Several molecular mechanisms associated with severe pneumonia have been described. For instance, four risk single-nucleotide polymorphisms located in chromosomes 1 and 17 have been identified as being significantly correlated with the susceptibility to developing severe pneumonia in A/H1N1 infection (10). Staphylococcal α-hemolysin is an essential virulence factor in severe Staphylococcus aureus pneumonia and α-hemolysin-mediated activation of the NLRP3 inflammasome may induce necrotic pulmonary injury (11). Furthermore, previous reports have indicated that severe pneumonia is associated with methicillin-resistant S. aureus carrying the staphylococcal cassette chromosome mec type IV and Panton-Valentine leukocidin genes (12,13). Furthermore, a recent study reported that high expression of interleukin-10 (IL-10) and interferon-induced protein (IP-10) in human immunodeficiency virus-infected infants were associated with more severe hypoxic pneumonia (14). The IL-6–174 GG genotype is correlated with lower severity and mortality in patients with pneumococcal CAP (15). However, to date, there have been no studies reporting the molecular mechanisms underlying severe pneumonia accompanied with COPD, or comparing the similarities and differences between patients with severe pneumonia alone and severe pneumonia patients with COPD at the genetic level.

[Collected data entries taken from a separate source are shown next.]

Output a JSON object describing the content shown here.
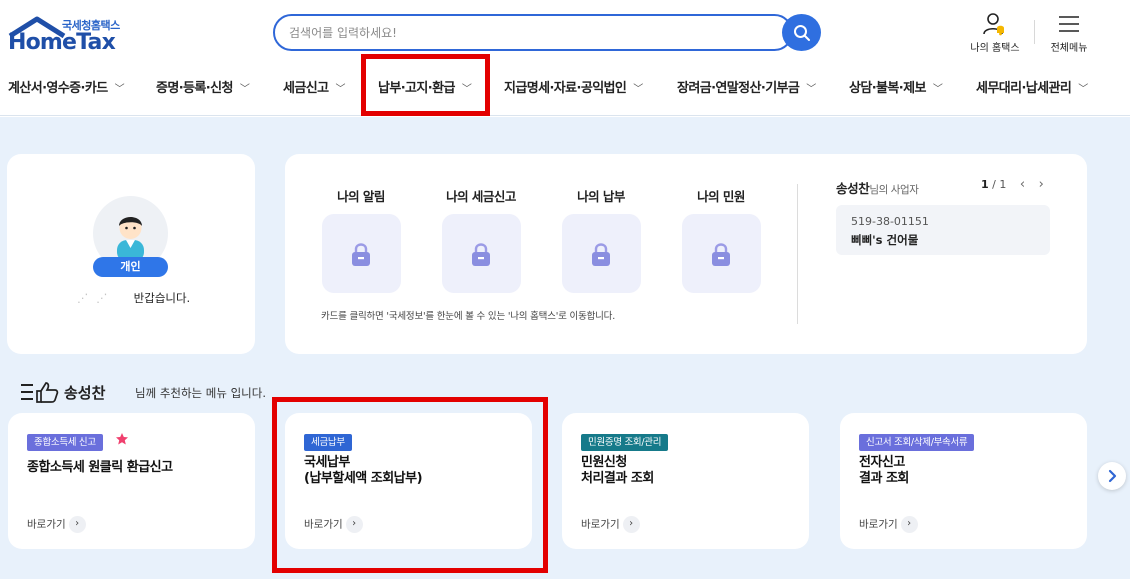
{
  "logo": {
    "sub": "국세청홈택스",
    "main": "HomeTax"
  },
  "search": {
    "placeholder": "검색어를 입력하세요!"
  },
  "util": {
    "my_hometax": "나의 홈택스",
    "all_menu": "전체메뉴"
  },
  "gnb": [
    {
      "label": "계산서·영수증·카드"
    },
    {
      "label": "증명·등록·신청"
    },
    {
      "label": "세금신고"
    },
    {
      "label": "납부·고지·환급"
    },
    {
      "label": "지급명세·자료·공익법인"
    },
    {
      "label": "장려금·연말정산·기부금"
    },
    {
      "label": "상담·불복·제보"
    },
    {
      "label": "세무대리·납세관리"
    }
  ],
  "profile": {
    "badge": "개인",
    "greeting": "반갑습니다."
  },
  "my_menu": {
    "items": [
      {
        "label": "나의 알림"
      },
      {
        "label": "나의 세금신고"
      },
      {
        "label": "나의 납부"
      },
      {
        "label": "나의 민원"
      }
    ],
    "hint": "카드를 클릭하면 '국세정보'를 한눈에 볼 수 있는 '나의 홈택스'로 이동합니다."
  },
  "business": {
    "owner": "송성찬",
    "suffix": "님의 사업자",
    "page_current": "1",
    "page_total": "/ 1",
    "number": "519-38-01151",
    "name": "삐삐's 건어물"
  },
  "recommend": {
    "name": "송성찬",
    "rest": "님께 추천하는 메뉴 입니다.",
    "cards": [
      {
        "tag": "종합소득세 신고",
        "tag_color": "#6a6fdc",
        "title1": "종합소득세 원클릭 환급신고",
        "title2": "",
        "go": "바로가기",
        "starred": true
      },
      {
        "tag": "세금납부",
        "tag_color": "#2f66d4",
        "title1": "국세납부",
        "title2": "(납부할세액 조회납부)",
        "go": "바로가기",
        "starred": false
      },
      {
        "tag": "민원증명 조회/관리",
        "tag_color": "#167a8a",
        "title1": "민원신청",
        "title2": "처리결과 조회",
        "go": "바로가기",
        "starred": false
      },
      {
        "tag": "신고서 조회/삭제/부속서류",
        "tag_color": "#6a6fdc",
        "title1": "전자신고",
        "title2": "결과 조회",
        "go": "바로가기",
        "starred": false
      }
    ]
  },
  "colors": {
    "brand": "#1f4fa8",
    "accent": "#2f6fe0",
    "highlight": "#e30000",
    "background": "#e8f1fb"
  }
}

In the present study, mRNA-seq and bioinformatics were used to analyze the differential expression of genes in the peripheral blood from patients with severe pneumonia alone and severe pneumonia accompanied with COPD. Genes that were differentially expressed in the two groups of patients were analyzed. These findings may provide novel information for the understanding of the molecular mechanisms underlying severe pneumonia and severe pneumonia accompanied with COPD.
Materials and methods
Clinical samples
This study was approved by the Medical Ethics Committee of the Chinese People's Liberation Army (PLA) General Hospital (Beijing, China). In total, 18 patients with pneumonia who received therapy in Chinese PLA General Hospital between June 2013 and December 2013 were included in this study, including 9 patients with severe pneumonia alone (the SP group), 9 patients with severe pneumonia accompanied with COPD (the CSP group). Another 9 volunteers without pneumonia were enrolled as normal controls (the C group). For inclusion, patients with severe pneumonia met at least one of the following criteria: i) Disorders of consciousness; ii) respiratory rate ≥30/min; iii) diastolic blood pressure <60 mmHg, PaO2/FiO2 <300, and mechanical ventilation; iv) systolic blood pressure ≤90 mmHg; v) septic shock; vi) bilateral or multilobar pneumonia by chest radiograph, or lesions enlargement within 48 h after admission ≥50%; and vii) oliguria: urine volume <20 ml/h or <80 ml/4 h, or acute renal failure requiring dialysis treatment (16).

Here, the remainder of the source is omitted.